From   Roger Newson <[email protected]>
To   "[email protected]" <[email protected]>
Subject   Re: st: Problem with xi (Stata 11)
Date   Wed, 2 Jun 2010 14:00:59 +0100

I don't know what exactly is going on in your case. However, I do know that Stata 11 users are encouraged officially to use factor variables instead of -xi-, although -xi- should still work (and has done so for me so far).

Best wishes

Roger


Roger B Newson BSc MSc DPhil
Lecturer in Medical Statistics
Respiratory Epidemiology and Public Health Group
National Heart and Lung Institute
Imperial College London
Royal Brompton Campus
Room 33, Emmanuel Kaye Building
1B Manresa Road
London SW3 6LR
UNITED KINGDOM
Tel: +44 (0)20 7352 8121 ext 3381
Fax: +44 (0)20 7351 8322
Email: [email protected]
Web page: http://www.imperial.ac.uk/nhli/r.newson/
Departmental Web page:
http://www1.imperial.ac.uk/medicine/about/divisions/nhli/respiration/popgenetics/reph/

Opinions expressed are those of the author, not of the institution.

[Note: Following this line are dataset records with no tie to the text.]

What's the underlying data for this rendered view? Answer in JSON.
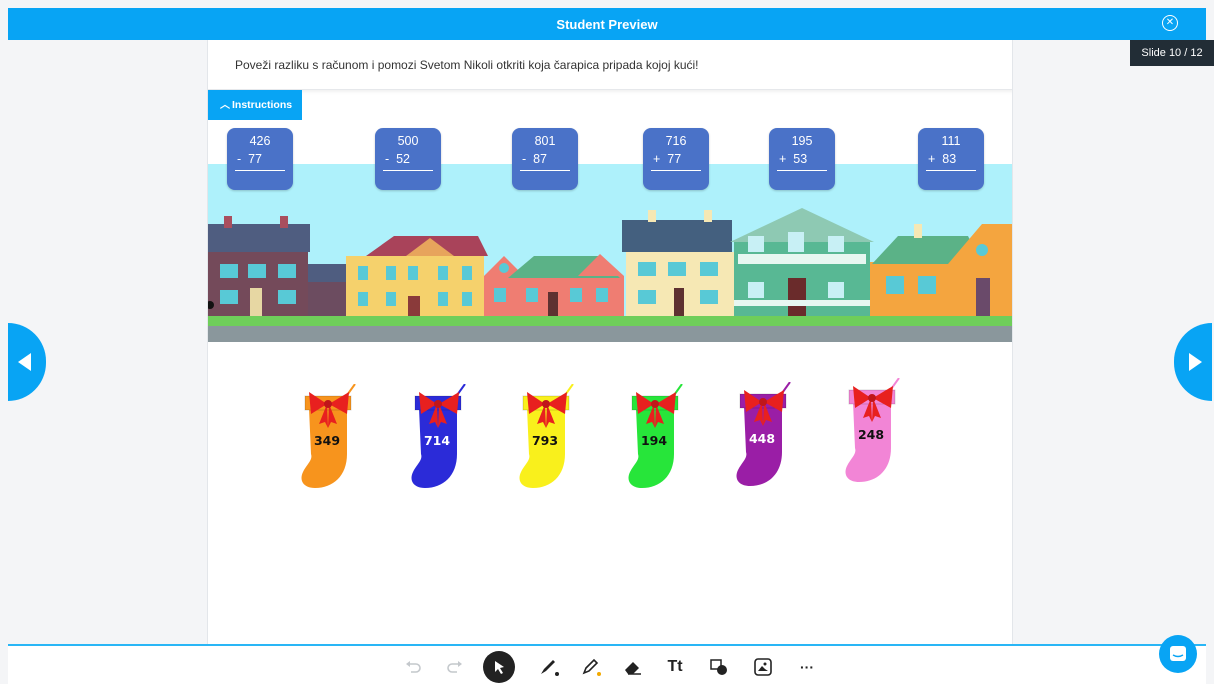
{
  "topbar": {
    "title": "Student Preview",
    "close_icon": "close-circle-icon"
  },
  "slide": {
    "indicator": "Slide 10 / 12"
  },
  "question": {
    "text": "Poveži razliku s računom i pomozi Svetom Nikoli otkriti koja čarapica pripada kojoj kući!"
  },
  "instructions": {
    "label": "Instructions",
    "icon": "chevron-up-icon"
  },
  "problems": [
    {
      "top": "426",
      "op": "-",
      "bottom": "77"
    },
    {
      "top": "500",
      "op": "-",
      "bottom": "52"
    },
    {
      "top": "801",
      "op": "-",
      "bottom": "87"
    },
    {
      "top": "716",
      "op": "+",
      "bottom": "77"
    },
    {
      "top": "195",
      "op": "+",
      "bottom": "53"
    },
    {
      "top": "111",
      "op": "+",
      "bottom": "83"
    }
  ],
  "stockings": [
    {
      "value": "349",
      "color": "#f7941d"
    },
    {
      "value": "714",
      "color": "#2b2bd8"
    },
    {
      "value": "793",
      "color": "#f9f01c"
    },
    {
      "value": "194",
      "color": "#27e53a"
    },
    {
      "value": "448",
      "color": "#9a1ea6"
    },
    {
      "value": "248",
      "color": "#f285d6"
    }
  ],
  "colors": {
    "accent": "#08a4f4",
    "bow": "#e8201f",
    "card": "#4a72c8"
  },
  "toolbar": {
    "tools": [
      "undo-icon",
      "redo-icon",
      "select-icon",
      "pen-icon",
      "highlighter-icon",
      "eraser-icon",
      "text-icon",
      "shapes-icon",
      "image-icon",
      "more-icon"
    ],
    "text_tool_label": "Tt",
    "more_label": "···"
  }
}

On 02/06/2010 13:47, Walter Garcia-Fontes wrote:
I have a problem with the "xi" command in Stata 11 (completely updated
as of today). I tried to create a dataset as simple as possible to
reproduce the problem, which can be accessed from my server. In the
dataset there is a single variable called COUNTRY with numeric codes
for each country and labels identifying the country.

There are 12 different values for COUNTRY (12 different countries) and
79155 observations with a variable number of observations for each country.
To reproduce:

webuse set http://puna.upf.edu
webuse data/data.dta
xi i.COUNTRY

Stata creates variables _ICOUNTRY_n as it should, where n are the
different codes for the 12 countries, omitting the country with the
smallest code.

The problem is that some of the values of _ICOUNTRY are 0 when they
shouldn't be, for instance I have cases where _ICOUNTRY_56 = 0 but
COUNTRY = 56. This happens randomly for a few cases and I've looked at
it from all angles but couldn't figure out what is going on.

If I reduce the number of variables or the number of observations the
problem  disappears at some point, can't tell exactly when, so I'm
providing the smallest example I could build.